Il poeta irlandese Thomas Parnell (Dublino, 1° settembre 1679 – Chester, 24 ottobre 1718), appartenente alla corrente poetica detta sepolcrale o cimiteriale, ha scritto quella che è ritenuta la prima poesia pre-romantica di questo genere: il poema “A Night-Piece on Death” (Dipinto notturno della Morte), pubblicata postuma, nel 1722.
Le sue opere ebbero una grande influenza su tutti i poeti sepolcrali, in particolare, su Thomas Gray.

Parnell frequentò il Trinity College di Cambridge e divenne arcidiacono nel 1705. Fu amico di Alexander Pope (1688-1744) e di Jonathan Swift (1667-1745), e fece parte dello “Scriblerus Club”, uno dei circoli letterari più quotati di Londra.
Contribuì alla redazione di uno dei primi e più noti giornali della sua epoca “The Spectator”. Inoltre, aiutò Pope a tradurre l’Iliade e questi, in un certo senso, ricambiò la cortesia, raccogliendo e pubblicando, dopo la morte dell’amico, parte dei suoi poemi; le restanti opere di Parnell furono pubblicate da Oliver Goldsmith (1730-1774) e da altri autori minori.

Purtroppo alla sua epoca, le poesie di Parnell non ottennero l’attenzione che meritavano.
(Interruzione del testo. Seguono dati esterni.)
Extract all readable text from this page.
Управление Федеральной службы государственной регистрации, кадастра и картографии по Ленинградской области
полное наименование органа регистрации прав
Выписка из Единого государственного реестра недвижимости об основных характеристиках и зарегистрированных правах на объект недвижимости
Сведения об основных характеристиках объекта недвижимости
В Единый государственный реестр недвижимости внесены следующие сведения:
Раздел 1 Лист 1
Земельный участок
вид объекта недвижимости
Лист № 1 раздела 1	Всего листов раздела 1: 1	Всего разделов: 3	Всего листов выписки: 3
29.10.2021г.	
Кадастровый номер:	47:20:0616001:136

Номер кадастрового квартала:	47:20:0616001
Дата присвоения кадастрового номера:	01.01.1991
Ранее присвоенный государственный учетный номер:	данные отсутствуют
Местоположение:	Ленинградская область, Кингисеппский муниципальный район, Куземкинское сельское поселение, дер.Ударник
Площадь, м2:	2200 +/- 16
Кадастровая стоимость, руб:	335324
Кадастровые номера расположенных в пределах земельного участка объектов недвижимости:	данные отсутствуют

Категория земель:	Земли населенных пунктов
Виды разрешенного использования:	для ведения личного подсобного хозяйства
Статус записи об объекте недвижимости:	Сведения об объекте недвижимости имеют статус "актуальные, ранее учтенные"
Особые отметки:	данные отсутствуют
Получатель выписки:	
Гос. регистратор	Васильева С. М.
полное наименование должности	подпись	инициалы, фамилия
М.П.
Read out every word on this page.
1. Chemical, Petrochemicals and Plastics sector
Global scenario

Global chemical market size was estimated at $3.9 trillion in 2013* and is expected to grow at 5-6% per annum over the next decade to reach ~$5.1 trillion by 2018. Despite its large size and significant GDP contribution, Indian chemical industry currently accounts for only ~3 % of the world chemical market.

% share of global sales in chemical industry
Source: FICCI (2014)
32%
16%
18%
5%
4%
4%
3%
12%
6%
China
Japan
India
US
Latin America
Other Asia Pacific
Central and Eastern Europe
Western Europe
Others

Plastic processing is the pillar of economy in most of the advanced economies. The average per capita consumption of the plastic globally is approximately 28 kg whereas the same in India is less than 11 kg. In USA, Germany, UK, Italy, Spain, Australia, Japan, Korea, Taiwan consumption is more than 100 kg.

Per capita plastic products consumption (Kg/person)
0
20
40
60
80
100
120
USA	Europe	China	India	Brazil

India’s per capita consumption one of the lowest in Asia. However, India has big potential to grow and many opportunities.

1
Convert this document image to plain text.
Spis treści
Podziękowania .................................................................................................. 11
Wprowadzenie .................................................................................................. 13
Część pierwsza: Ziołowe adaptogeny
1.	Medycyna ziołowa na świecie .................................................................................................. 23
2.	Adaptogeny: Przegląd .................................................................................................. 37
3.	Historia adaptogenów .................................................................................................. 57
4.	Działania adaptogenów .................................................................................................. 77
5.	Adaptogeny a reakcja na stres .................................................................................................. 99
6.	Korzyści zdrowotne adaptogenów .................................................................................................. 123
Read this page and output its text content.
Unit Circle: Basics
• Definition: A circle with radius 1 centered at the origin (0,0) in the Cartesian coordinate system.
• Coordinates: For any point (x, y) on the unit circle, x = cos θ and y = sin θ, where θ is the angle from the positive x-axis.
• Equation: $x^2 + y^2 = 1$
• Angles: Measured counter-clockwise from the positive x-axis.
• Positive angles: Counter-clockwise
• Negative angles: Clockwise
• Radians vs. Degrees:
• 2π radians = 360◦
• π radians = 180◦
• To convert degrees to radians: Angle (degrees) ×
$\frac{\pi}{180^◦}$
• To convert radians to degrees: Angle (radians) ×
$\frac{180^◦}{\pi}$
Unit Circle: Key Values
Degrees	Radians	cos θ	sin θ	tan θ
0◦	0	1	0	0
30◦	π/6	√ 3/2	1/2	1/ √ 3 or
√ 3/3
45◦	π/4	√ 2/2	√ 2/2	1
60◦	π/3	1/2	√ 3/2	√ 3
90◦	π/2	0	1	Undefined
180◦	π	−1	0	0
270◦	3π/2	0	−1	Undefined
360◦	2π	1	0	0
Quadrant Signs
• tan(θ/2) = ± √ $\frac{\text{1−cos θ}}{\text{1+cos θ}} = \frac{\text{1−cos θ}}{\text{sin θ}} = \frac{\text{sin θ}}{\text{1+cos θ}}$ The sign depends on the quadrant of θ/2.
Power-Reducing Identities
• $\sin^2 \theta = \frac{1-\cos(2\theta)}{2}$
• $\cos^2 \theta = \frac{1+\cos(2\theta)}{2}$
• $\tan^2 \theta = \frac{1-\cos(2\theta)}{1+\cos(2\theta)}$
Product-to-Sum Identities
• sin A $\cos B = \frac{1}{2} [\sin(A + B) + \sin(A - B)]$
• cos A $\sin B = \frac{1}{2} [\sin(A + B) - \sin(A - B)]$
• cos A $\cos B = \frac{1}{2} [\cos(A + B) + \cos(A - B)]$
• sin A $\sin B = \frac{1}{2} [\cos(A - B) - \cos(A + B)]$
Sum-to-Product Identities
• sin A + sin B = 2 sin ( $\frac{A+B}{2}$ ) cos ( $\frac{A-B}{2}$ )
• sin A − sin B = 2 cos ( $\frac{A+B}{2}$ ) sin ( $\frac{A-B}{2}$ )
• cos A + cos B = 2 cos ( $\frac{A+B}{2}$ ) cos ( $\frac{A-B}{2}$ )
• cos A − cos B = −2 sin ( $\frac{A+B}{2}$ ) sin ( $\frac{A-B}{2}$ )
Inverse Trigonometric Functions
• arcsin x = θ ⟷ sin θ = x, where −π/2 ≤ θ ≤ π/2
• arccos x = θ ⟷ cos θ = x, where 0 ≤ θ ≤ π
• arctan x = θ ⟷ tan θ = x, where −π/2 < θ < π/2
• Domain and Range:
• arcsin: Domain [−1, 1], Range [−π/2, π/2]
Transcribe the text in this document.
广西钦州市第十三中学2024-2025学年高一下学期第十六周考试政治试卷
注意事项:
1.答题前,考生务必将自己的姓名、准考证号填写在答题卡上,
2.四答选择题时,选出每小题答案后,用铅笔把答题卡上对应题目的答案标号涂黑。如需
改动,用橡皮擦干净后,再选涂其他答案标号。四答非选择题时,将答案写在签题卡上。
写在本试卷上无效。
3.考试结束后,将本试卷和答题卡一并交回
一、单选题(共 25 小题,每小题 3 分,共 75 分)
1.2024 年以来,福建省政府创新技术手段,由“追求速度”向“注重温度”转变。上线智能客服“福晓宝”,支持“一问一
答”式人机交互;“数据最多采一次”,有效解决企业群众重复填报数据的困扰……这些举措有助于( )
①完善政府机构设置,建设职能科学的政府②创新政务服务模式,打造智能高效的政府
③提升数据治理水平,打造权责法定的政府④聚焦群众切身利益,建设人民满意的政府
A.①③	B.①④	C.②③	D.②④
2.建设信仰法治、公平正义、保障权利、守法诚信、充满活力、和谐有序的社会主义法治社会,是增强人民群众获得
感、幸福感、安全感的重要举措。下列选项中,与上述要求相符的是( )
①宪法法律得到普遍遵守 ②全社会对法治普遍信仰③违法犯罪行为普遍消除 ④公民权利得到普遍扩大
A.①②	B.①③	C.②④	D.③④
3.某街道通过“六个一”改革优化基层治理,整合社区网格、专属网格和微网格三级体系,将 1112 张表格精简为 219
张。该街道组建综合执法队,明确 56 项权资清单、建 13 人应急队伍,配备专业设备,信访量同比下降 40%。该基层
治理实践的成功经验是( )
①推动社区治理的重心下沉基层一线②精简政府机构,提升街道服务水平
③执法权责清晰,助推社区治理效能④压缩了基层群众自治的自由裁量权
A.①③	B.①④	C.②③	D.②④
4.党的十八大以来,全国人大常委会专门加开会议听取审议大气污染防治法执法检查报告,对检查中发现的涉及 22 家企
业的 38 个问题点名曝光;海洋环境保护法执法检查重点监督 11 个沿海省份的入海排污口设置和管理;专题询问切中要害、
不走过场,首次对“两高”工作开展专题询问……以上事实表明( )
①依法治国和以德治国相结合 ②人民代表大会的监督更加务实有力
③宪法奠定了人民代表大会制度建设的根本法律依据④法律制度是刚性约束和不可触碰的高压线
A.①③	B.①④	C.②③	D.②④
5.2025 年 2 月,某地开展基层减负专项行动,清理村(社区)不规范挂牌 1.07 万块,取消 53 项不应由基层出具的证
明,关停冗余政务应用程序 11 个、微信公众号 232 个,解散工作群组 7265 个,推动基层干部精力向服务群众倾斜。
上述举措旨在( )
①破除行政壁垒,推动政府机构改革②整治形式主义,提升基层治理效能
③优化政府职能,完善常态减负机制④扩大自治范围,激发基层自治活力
Ne sono testimonianza le parole del critico Samuel J. Johnson (1709-1784) che di esse disse: “non so da dove vengano e non chiedo neppure dove vogliano andare”.
Parnell non godette mai la fama di Robert Blair (1699-1746) e neppure quella di Thomas Gray, sebbene, senza il suo poema “Dipinto notturno della morte”, forse non sarebbe nata la poesia sepolcrale.

In “A Night-Piece on Death”, Parnell ha fatto tesoro di una consuetudine del Settecento: le descrizioni poetiche del paesaggio.
Nei primi versi ci ritroviamo in uno studio, è notte e l’unica luce è quella incerta di una candela. Il poeta ci confessa di aver letto molti libri, ma nonostante tutta la sapienza in essi contenuta, ha compreso che, per trovare la saggezza, l’unica strada è vivere in prima persona le cose.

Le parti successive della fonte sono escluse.